The future is now: cognitive computing throughout the enterprise today
Transformation and integration
Oftentimes, transforming data is necessary to fully integrate data for specific applications or analytics uses cases, which Knudsen notes is distinct from simply blending data for a particular dataset. Transformation is often required in instances in which a particular application requires a data model at variance with that of a particular dataset. According to Nanduri, traditional extract, transform and load (ETL) or ELT paradigms are “being destroyed and completely disrupted. We’re no longer in the world of schema and data models only. We live with data that is both SQL and NoSQL. When we talk about sensors, sensor data is probably coming in JSON. Twitter feeds are probably coming in JSON.”
Automating transformation for a specific application or analytics engine with cognitive computing, then, is also dependent on the data themselves and their underlying semantics.
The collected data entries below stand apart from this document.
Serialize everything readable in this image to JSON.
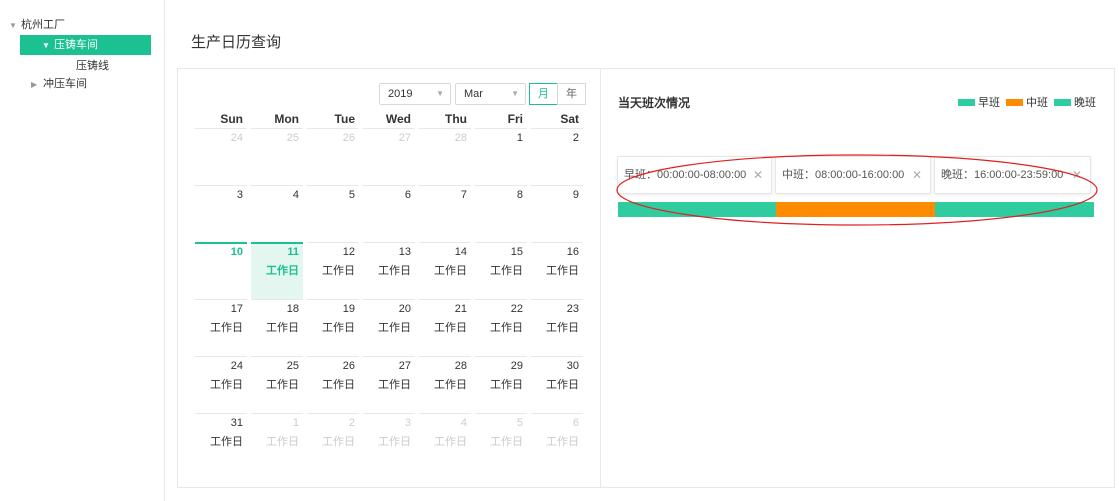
{
  "sidebar": {
    "factory": "杭州工厂",
    "workshop_active": "压铸车间",
    "line": "压铸线",
    "workshop_other": "冲压车间"
  },
  "main": {
    "title": "生产日历查询"
  },
  "calendar": {
    "year": "2019",
    "month": "Mar",
    "mode_month": "月",
    "mode_year": "年",
    "weekdays": [
      "Sun",
      "Mon",
      "Tue",
      "Wed",
      "Thu",
      "Fri",
      "Sat"
    ],
    "workday_label": "工作日",
    "today": 10,
    "selected": 11,
    "weeks": [
      [
        {
          "d": "24",
          "o": true
        },
        {
          "d": "25",
          "o": true
        },
        {
          "d": "26",
          "o": true
        },
        {
          "d": "27",
          "o": true
        },
        {
          "d": "28",
          "o": true
        },
        {
          "d": "1"
        },
        {
          "d": "2"
        }
      ],
      [
        {
          "d": "3"
        },
        {
          "d": "4"
        },
        {
          "d": "5"
        },
        {
          "d": "6"
        },
        {
          "d": "7"
        },
        {
          "d": "8"
        },
        {
          "d": "9"
        }
      ],
      [
        {
          "d": "10"
        },
        {
          "d": "11",
          "w": true
        },
        {
          "d": "12",
          "w": true
        },
        {
          "d": "13",
          "w": true
        },
        {
          "d": "14",
          "w": true
        },
        {
          "d": "15",
          "w": true
        },
        {
          "d": "16",
          "w": true
        }
      ],
      [
        {
          "d": "17",
          "w": true
        },
        {
          "d": "18",
          "w": true
        },
        {
          "d": "19",
          "w": true
        },
        {
          "d": "20",
          "w": true
        },
        {
          "d": "21",
          "w": true
        },
        {
          "d": "22",
          "w": true
        },
        {
          "d": "23",
          "w": true
        }
      ],
      [
        {
          "d": "24",
          "w": true
        },
        {
          "d": "25",
          "w": true
        },
        {
          "d": "26",
          "w": true
        },
        {
          "d": "27",
          "w": true
        },
        {
          "d": "28",
          "w": true
        },
        {
          "d": "29",
          "w": true
        },
        {
          "d": "30",
          "w": true
        }
      ],
      [
        {
          "d": "31",
          "w": true
        },
        {
          "d": "1",
          "o": true,
          "w": true
        },
        {
          "d": "2",
          "o": true,
          "w": true
        },
        {
          "d": "3",
          "o": true,
          "w": true
        },
        {
          "d": "4",
          "o": true,
          "w": true
        },
        {
          "d": "5",
          "o": true,
          "w": true
        },
        {
          "d": "6",
          "o": true,
          "w": true
        }
      ]
    ]
  },
  "shift": {
    "title": "当天班次情况",
    "legend": [
      {
        "label": "早班",
        "color": "#2ecc9e"
      },
      {
        "label": "中班",
        "color": "#ff8c00"
      },
      {
        "label": "晚班",
        "color": "#2ecc9e"
      }
    ],
    "shifts": [
      {
        "label": "早班：00:00:00-08:00:00",
        "color": "#2ecc9e"
      },
      {
        "label": "中班：08:00:00-16:00:00",
        "color": "#ff8c00"
      },
      {
        "label": "晚班：16:00:00-23:59:00",
        "color": "#2ecc9e"
      }
    ],
    "annotation_color": "#e02020"
  },
  "icons": {
    "close": "close-icon",
    "caret_down": "caret-down-icon",
    "caret_right": "caret-right-icon"
  }
}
Semantic text analytics can not only denote what the data means by converting data to numeric tokens, but also descry the “similarities of other text and then, by using statistical concepts, you join the data,” Nanduri explains. Those statistical methods rely on computational algorithms that resolve the best way to integrate the data by determining their points of correlation on an internal graph designed for that purpose.
The notion of semantic understanding begat by cognitive computing becomes even more preeminent when implementing data quality prior to transformation. Semantic text analytics effectively “type” data as they are parsing through them to identify and understand their underlying semantics, which greatly informs the meaning of the data. By leveraging those capabilities in conjunction with semantic models known as ontologies, it is possible for the underlying cognitive mechanisms to discern what the data is in accordance to an enterprise knowledge graph that validates names, terms and other points of identification. Moreover, the incorporation of additional taxonomies or classifications of data in a hierarchical format is instrumental to matching records and effecting data quality. Those taxonomies help users clarify how they see their data by classifying them in terms that are relevant to the business so users “can look at the data through a lens that makes sense for what they understand in relation to their business,” Knudsen says.
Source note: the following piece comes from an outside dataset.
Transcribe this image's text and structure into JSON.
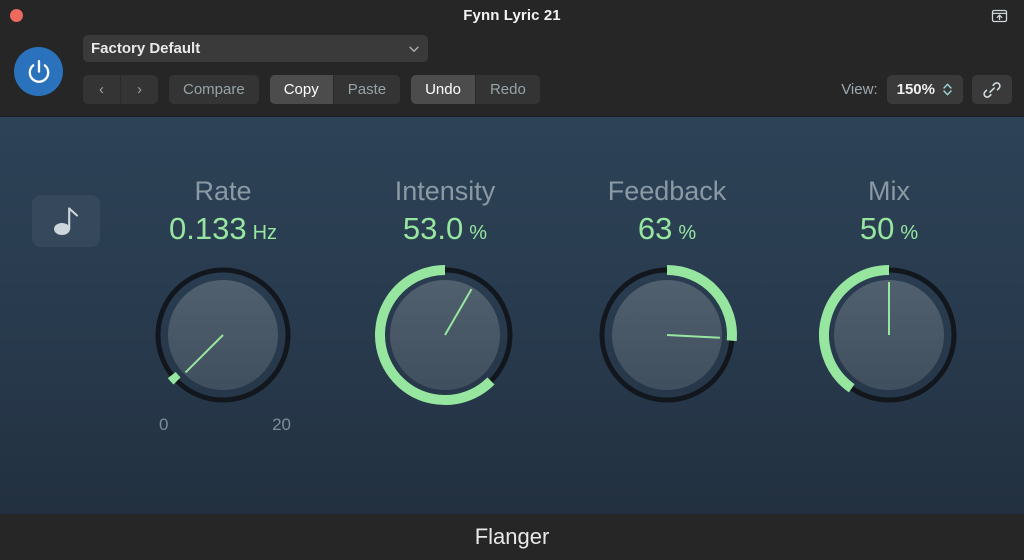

The synthesis of those semantic technologies with NLP provides further utility for data quality. Although the concept of data quality is inherently related to effective data governance, its importance increases when it becomes associated with relevant business usage of customer or product data. “The really mature companies that we work with are thinking about this from the perspective of a customer journey,” Knudsen acknowledges. “Obviously, they want their clean customer lists, but also as a customer walks through the onboarding process, as they walk through the customer service process and as they buy more product and their experience becomes expanded, they want to see what the customer journey looks like.” NLP can assist in detailing that information by ensuring quality data bereft of ambiguity, duplications, incompleteness and recentness. Nanduri mentioned that Metaphone, a NLP algorithm, can utilize clustering techniques to determine a single entity (such as a product or customer) from varying subsidiaries, alternate spellings, abbreviations and other facets of natural language, so that data quality is effected “in a fraction of a second.”
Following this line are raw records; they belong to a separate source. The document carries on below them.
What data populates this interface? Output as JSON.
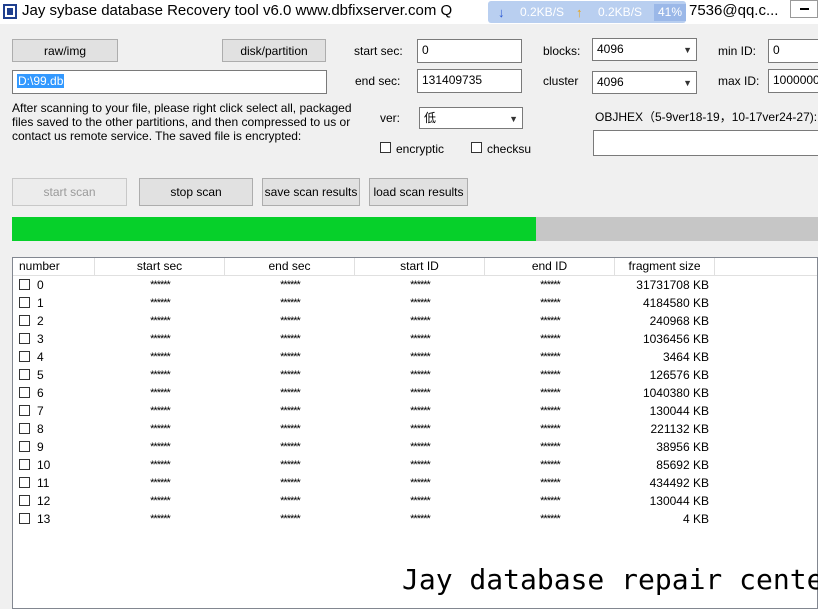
{
  "window": {
    "title": "Jay sybase database Recovery tool  v6.0 www.dbfixserver.com Q",
    "title_tail": "7536@qq.c...",
    "minimize_glyph": "—"
  },
  "net_monitor": {
    "down_rate": "0.2KB/S",
    "up_rate": "0.2KB/S",
    "percent": "41%"
  },
  "toolbar": {
    "raw_img_label": "raw/img",
    "disk_partition_label": "disk/partition",
    "path_value": "D:\\99.db",
    "info_text": "After scanning to your file, please right click select all, packaged files saved to the other partitions, and then compressed to us or contact us remote service. The saved file is encrypted:",
    "start_sec_label": "start sec:",
    "start_sec_value": "0",
    "end_sec_label": "end sec:",
    "end_sec_value": "131409735",
    "ver_label": "ver:",
    "ver_value": "低",
    "encryptic_label": "encryptic",
    "checksum_label": "checksu",
    "blocks_label": "blocks:",
    "blocks_value": "4096",
    "cluster_label": "cluster",
    "cluster_value": "4096",
    "min_id_label": "min ID:",
    "min_id_value": "0",
    "max_id_label": "max ID:",
    "max_id_value": "1000000",
    "objhex_label": "OBJHEX（5-9ver18-19，10-17ver24-27):",
    "objhex_value": ""
  },
  "actions": {
    "start_scan": "start scan",
    "stop_scan": "stop scan",
    "save_scan_results": "save scan results",
    "load_scan_results": "load scan results"
  },
  "progress": {
    "fraction": 0.65
  },
  "table": {
    "columns": [
      "number",
      "start sec",
      "end sec",
      "start ID",
      "end ID",
      "fragment size"
    ],
    "mask": "******",
    "rows": [
      {
        "number": "0",
        "size": "31731708 KB"
      },
      {
        "number": "1",
        "size": "4184580 KB"
      },
      {
        "number": "2",
        "size": "240968 KB"
      },
      {
        "number": "3",
        "size": "1036456 KB"
      },
      {
        "number": "4",
        "size": "3464 KB"
      },
      {
        "number": "5",
        "size": "126576 KB"
      },
      {
        "number": "6",
        "size": "1040380 KB"
      },
      {
        "number": "7",
        "size": "130044 KB"
      },
      {
        "number": "8",
        "size": "221132 KB"
      },
      {
        "number": "9",
        "size": "38956 KB"
      },
      {
        "number": "10",
        "size": "85692 KB"
      },
      {
        "number": "11",
        "size": "434492 KB"
      },
      {
        "number": "12",
        "size": "130044 KB"
      },
      {
        "number": "13",
        "size": "4 KB"
      }
    ]
  },
  "watermark": "Jay database repair center",
  "colors": {
    "progress_fill": "#06d02a",
    "progress_track": "#c6c6c6",
    "selection": "#3399ff"
  }
}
Deep learning technologies also present a viable alternative for effecting data quality. Because of its proclivity for learning based on experience and determining pattern recognition, deep learning can be used to parse through data in disparate locations to determine what Porter terms a “golden record” of specific information for business use to provide the basis for disambiguation. That approach is beneficial when parsing through multiple databases, IT systems and file types at the sort of scale that would seemingly defy human involvement—or make it so time-consuming that the benefits of using cognitive options are readily apparent. Porter, who implemented such a solution for a well-known customer in the financial services industry, recalls, “We were processing over a hundred million of these items a day on that system. That was a massive system, and we can actually process it in 17 minutes.”
Improved user experience
Implicit to the utility of cognitive computing in all of the fundamental data-centered processes of data quality, data modeling, transformation and integration is an improved user experience. Much of cognitive computing’s virtue is that in multiple instances, it allows business users themselves to traverse those steps prior to leveraging an array of applications or analytics mechanisms. In virtually all of those examples, cognitive computing produces advantages at scale with an expedience that would otherwise not be possible. “We’re applying machine learning techniques to areas where we can provide a better customer experience and more scalability,” Knudsen says. “We think about cognitive as being a great tool in our toolkit to parse this data, to interpret and to include the higher-level machine learning recommendations and automation that we’re doing.”
Such functionality may not immediately revolutionize society, economics and healthcare the way some of the more extravagant applications of AI are projected to, but it certainly delivers the consistent business value organizations require to successfully monetize data. Moreover, cognitive computing is able to implement those advantages today, which marks an irrefutable return on investment that is difficult to match. “The future is now for getting information from data,” Nanduri says. “Cognitive computing has changed the way we do business. We’ve gotten exercises that used to take 28 days down to a few minutes. As a result, the business consumer is now much smarter.”